A comoção nacional em torno da morte do cachorro “Orelha”, ocorrida em Jaguaruna, no Sul de Santa Catarina, tomou um rumo jurídico preocupante nos últimos dias. O que começou como um movimento de revolta e pedido de justiça nas redes sociais se transformou em um problema legal para milhares de internautas. A Polícia Civil e o Poder Judiciário emitiram alertas claros: quem compartilha fotos, nomes ou endereços dos adolescentes suspeitos de envolvimento no crime pode ser responsabilizado criminalmente.
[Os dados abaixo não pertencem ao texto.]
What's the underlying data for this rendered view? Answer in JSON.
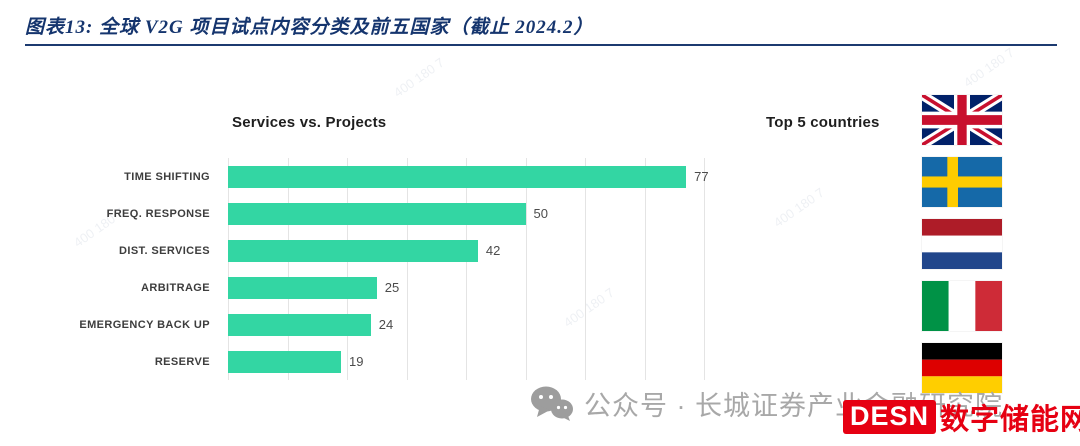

A Decisão da Justiça Atendendo a um pedido do Ministério Público, a Justiça de Santa Catarina determinou a remoção imediata de postagens que identifiquem os menores de idade. A legislação brasileira, por meio do Estatuto da Criança e do Adolescente (ECA), proíbe terminantemente a exibição de imagens ou qualquer dado que permita identificar jovens envolvidos em atos infracionais.
A ordem judicial não foca apenas em quem criou as postagens originais, mas também em quem as replica. Plataformas de redes sociais também foram notificadas para derrubar conteúdos que incitem a violência ou promovam o chamado “justiçamento com as próprias mãos”.
O Risco da Desinformação e do Linchamento Virtual As autoridades explicam que, embora a indignação pela morte do animal seja legítima, a exposição dos jovens coloca em risco não apenas a integridade física deles, mas também a de seus familiares e pessoas que sequer possuem ligação com o caso. Já houve registros de endereços errados sendo divulgados, levando o pânico a pessoas inocentes.
A delegada responsável pelo caso reforçou que “fazer justiça com as próprias mãos”, seja fisicamente ou através da exposição pública (o famoso doxing), é crime. Os internautas que divulgarem esse material podem responder por calúnia, difamação e até por crimes previstos no ECA, que prevê multas pesadas e penas de detenção.
O Caso Orelha: Relembre o ocorrido Orelha, um cão comunitário muito querido na região, foi morto de forma violenta, o que gerou uma onda de protestos em várias cidades brasileiras. O inquérito policial está em fase avançada para identificar o grau de participação de cada envolvido. O objetivo da polícia agora é garantir que o processo siga os trâmites legais para que os responsáveis sejam punidos dentro da lei, sem que o processo seja anulado por erros ou interferências externas causadas pelo caos digital.